September 27, 2012 – Texas has enacted the most extreme restrictions on reproductive health services of any state to date, slashing funding for family planning by two-thirds and threatening the survival of the state's Medicaid waiver program. The number of funded family planning organizations in Texas has been reduced from 76 to 41, and some organizations that continue to receive funding have lost up to 75% of their budgets.

Together with colleagues at the University of Texas, Ibis is conducting a three-year evaluation of the impact of these restrictions and published preliminary research findings on September 27 in the New England Journal of Medicine.

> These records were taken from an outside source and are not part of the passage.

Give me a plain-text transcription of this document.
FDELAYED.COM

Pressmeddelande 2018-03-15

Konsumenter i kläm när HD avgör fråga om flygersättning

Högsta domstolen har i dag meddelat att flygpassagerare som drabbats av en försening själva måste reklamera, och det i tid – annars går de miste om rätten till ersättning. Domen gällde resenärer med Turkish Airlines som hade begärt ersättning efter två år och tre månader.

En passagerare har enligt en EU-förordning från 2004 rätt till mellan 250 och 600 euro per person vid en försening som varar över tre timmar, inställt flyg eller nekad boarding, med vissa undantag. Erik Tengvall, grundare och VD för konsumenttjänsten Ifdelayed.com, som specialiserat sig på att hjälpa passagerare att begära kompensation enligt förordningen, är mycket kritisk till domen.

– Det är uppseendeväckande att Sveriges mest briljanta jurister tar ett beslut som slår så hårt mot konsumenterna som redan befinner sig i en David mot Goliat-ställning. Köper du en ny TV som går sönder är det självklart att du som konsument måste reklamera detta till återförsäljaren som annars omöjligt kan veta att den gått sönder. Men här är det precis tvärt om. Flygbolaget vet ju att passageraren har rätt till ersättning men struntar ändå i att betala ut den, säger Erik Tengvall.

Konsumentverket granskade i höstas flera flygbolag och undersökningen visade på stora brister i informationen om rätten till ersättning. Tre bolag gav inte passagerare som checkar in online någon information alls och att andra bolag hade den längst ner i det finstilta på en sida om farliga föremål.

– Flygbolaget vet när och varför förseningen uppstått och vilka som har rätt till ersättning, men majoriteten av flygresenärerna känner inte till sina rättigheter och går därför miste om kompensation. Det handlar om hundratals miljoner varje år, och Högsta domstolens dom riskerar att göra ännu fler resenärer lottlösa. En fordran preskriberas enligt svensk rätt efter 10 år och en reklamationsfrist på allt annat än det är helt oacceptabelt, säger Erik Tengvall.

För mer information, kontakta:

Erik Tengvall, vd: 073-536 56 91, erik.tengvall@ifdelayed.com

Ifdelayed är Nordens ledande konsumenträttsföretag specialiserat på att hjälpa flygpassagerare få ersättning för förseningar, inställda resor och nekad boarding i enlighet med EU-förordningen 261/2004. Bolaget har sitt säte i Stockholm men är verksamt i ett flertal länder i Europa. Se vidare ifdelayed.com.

These results are based on interviews with 56 providers from across the state, and showed that the funding cuts has forced clinics to shut down and reduce services, and limited women’s abilities to make decisions that affect their health and well being.

The research shows that the funding cuts could lead to higher rates of unintended pregnancy: Clinics have restricted access to effective and long-acting contraceptive methods, like the IUD, because they have higher upfront costs, and are also providing fewer birth control pill packs per visit. Limited access to higher costs of services have a detrimental effect on vulnerable groups, especially immigrants and adolescents, who may not be able to afford services and therefore forego contraception and other preventive services as a result. Over the next three years the study team will assess the impact of the cuts on family clinic budgets and services, women’s contraceptive use and experience seeking care, the total number of unintended pregnancies and births among different populations, and the number of abortions. Although the cuts have had detrimental effects on low-income clients seeking family planning services, studying the impact will provide valuable information to ultimately inform policymakers as debates about contraceptive access and government spending continue.